Machine learning systems are more limited than ourselves, that's right. And that's because we have created them, and we are limited beings that cannot know the entirety of the world just by looking at it, or reasoning about it.

One of the premises of hume's sceptical metaphysics was that

    P(A|B) is just P(A | B -> A) 
The argument for this was `A` and `B` are only "Ideas in the head" and don't refer to a world. And secondly, by assertion, that Ideas are "thin" pictorial phenomena that can only be sequenced.

Hume here is just wrong. Our terms refer: `A` succeeds in referring to, eg., Rain. And our experiences aren't "thin", they're "thick" -- this was Kant's point. Our experiences play a rich role in inference that cannot be played by "pictures".

To have a metal representation R of the world is to have a richly structured interpretation which does, in fact, contain and express causation.

ie., R can quite easily be a mental representation of "B -> A". This, after all, is what we are thinking when we think about the rain hitting our shoes. We do not imagine P(A|B), we imagine P(A|B->A) -- if we didnt, we couldn't reason about the future.

The question is only how we obtain such representations, and the answer is: the body with its intrinsic known causal structure.

Whenever we need to go beyond the body, we invent tools to do so -- and connect the causal properties of those tools to our body.

Hume here is wrong in every respect. And it's his extreme scepticism which undergirds all those who would say modern AI is a model of intelligence -- or is capable of modelling the world.

The word isnt a "constant conjunction of text tokens" -- even Hume wouldnt be this insane. Nevertheless, it is this lobotomised Hume we're dealing with.

There is a science now for how the mind comes to represent the world -- we do not need 18th C. crazy ideas. Insofar as they are presented as science, theyre pseudoscience

Thank you for sharing your opinion on Hume, but I don't see how e.g. Polyominoes, to take a random mathematical (ish) concept I was thinking about today, are connected to our body. I can think of many more examples. Geometry, trigonometry, algebra, calculus, the first order predicate calculus, etc. None of those seem to be connected to my body in any way.

Anyway this all is why I'm happy I'm not a philosopher. Philosophers deal in logic, but they don't have a machine that can calculate in logic, and keep them in the straight and narrow with its limited resources. A philosopher can say anything and imagine anything. A computer scientist -well, she can, but good luck making that happen on a computer.

Well Kant (Chomsky, et al.) are probably right that we must have innate concepts -- esp. causation, geometry, linguistic primitives etc. in order to be able to perceive at all.

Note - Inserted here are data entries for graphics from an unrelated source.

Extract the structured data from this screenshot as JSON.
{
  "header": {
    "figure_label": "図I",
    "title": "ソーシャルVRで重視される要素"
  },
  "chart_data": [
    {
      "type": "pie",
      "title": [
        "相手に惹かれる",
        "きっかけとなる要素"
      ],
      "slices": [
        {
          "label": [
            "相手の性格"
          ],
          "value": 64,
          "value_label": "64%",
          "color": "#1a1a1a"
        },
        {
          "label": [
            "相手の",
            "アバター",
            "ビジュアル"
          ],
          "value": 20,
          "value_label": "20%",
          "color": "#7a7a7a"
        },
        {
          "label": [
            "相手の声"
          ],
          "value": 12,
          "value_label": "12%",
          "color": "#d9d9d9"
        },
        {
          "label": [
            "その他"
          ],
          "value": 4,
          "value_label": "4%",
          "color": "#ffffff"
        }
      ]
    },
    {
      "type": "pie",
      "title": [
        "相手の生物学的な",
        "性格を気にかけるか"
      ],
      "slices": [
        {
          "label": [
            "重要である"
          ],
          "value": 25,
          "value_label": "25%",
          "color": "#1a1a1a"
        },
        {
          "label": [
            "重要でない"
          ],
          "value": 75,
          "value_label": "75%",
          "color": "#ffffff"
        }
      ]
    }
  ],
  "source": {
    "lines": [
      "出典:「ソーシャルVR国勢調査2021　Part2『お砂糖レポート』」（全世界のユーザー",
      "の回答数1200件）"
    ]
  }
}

So in this sense a minimal set of a-priori concepts are required to be built-in, or else we couldn't learn anything at all.

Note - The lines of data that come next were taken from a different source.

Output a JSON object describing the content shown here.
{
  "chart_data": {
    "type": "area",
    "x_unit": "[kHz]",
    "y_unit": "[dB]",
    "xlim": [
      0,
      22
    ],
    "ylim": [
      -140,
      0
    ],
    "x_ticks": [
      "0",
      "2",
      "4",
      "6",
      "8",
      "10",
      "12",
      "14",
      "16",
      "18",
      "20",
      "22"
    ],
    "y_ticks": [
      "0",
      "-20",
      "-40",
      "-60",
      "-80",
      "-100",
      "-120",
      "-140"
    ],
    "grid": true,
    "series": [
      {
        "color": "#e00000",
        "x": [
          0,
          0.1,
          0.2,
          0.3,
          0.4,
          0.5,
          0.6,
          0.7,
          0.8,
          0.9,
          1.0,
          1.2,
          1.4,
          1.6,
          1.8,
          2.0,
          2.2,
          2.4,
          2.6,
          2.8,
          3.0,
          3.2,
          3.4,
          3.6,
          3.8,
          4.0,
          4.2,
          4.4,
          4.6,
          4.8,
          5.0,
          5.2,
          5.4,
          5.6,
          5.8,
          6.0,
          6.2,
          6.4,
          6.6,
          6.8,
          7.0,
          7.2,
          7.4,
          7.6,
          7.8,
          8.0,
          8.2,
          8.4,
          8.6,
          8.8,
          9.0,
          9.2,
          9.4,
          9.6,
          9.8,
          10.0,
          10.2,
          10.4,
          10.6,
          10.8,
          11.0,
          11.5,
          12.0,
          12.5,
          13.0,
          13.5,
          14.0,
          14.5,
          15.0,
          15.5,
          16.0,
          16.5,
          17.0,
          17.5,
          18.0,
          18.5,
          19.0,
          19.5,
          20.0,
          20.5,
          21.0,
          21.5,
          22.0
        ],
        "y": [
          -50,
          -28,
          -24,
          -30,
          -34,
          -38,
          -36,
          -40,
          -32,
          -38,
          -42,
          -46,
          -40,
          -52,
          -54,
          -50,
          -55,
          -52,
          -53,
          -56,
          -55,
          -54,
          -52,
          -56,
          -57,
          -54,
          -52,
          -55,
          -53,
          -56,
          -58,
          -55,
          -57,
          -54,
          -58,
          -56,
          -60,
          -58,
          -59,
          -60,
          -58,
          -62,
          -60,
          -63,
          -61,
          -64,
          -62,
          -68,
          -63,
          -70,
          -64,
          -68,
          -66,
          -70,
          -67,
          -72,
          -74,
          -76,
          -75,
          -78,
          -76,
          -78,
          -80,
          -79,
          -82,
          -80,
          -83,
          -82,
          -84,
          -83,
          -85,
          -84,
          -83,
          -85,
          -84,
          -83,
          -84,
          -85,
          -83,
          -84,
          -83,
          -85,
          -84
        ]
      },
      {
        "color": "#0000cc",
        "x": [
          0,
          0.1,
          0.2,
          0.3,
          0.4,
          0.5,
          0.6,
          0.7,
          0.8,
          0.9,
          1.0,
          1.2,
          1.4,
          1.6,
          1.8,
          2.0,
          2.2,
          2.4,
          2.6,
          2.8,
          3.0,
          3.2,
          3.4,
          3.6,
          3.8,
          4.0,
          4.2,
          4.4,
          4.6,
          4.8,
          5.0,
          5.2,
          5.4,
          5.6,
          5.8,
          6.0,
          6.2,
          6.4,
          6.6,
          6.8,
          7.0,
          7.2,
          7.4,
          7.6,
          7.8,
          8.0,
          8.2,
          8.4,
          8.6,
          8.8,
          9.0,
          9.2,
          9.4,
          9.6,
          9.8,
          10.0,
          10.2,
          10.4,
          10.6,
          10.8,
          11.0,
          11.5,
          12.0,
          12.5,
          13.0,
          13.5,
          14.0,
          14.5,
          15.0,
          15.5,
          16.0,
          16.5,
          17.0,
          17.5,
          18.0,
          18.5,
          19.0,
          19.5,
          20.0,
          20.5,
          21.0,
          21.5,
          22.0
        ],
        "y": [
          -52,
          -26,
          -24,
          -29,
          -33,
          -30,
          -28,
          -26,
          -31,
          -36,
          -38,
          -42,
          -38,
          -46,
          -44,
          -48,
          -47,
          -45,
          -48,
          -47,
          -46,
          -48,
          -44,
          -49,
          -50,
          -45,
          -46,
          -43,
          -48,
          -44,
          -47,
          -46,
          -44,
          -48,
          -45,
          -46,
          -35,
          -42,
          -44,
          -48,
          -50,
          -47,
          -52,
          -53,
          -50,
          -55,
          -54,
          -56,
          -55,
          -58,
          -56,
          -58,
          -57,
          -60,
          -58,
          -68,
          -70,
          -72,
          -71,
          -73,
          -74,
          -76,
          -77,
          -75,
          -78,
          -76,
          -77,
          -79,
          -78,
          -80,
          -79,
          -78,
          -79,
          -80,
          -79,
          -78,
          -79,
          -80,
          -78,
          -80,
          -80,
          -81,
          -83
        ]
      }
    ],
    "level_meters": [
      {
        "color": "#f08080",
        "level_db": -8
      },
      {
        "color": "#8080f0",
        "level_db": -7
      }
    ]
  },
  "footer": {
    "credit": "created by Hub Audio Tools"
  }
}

You might say that this means we can separate the sensory-motor genesis of concepts from their content -- but I think this only applies to a-priori ones.

What i'm talking about is conceptualisations of our environment that provide its causal structure. One important aspect of that is how desires (via goals) change the world. Another is how the world itself works.

Both of these do require a body, or at least a solution to the problem of induction (ie., that P(A|B) is consistent with P(A|B->A), P(A|~(B->A_), P(A| B->Z, C->Z, Z->A), etc.)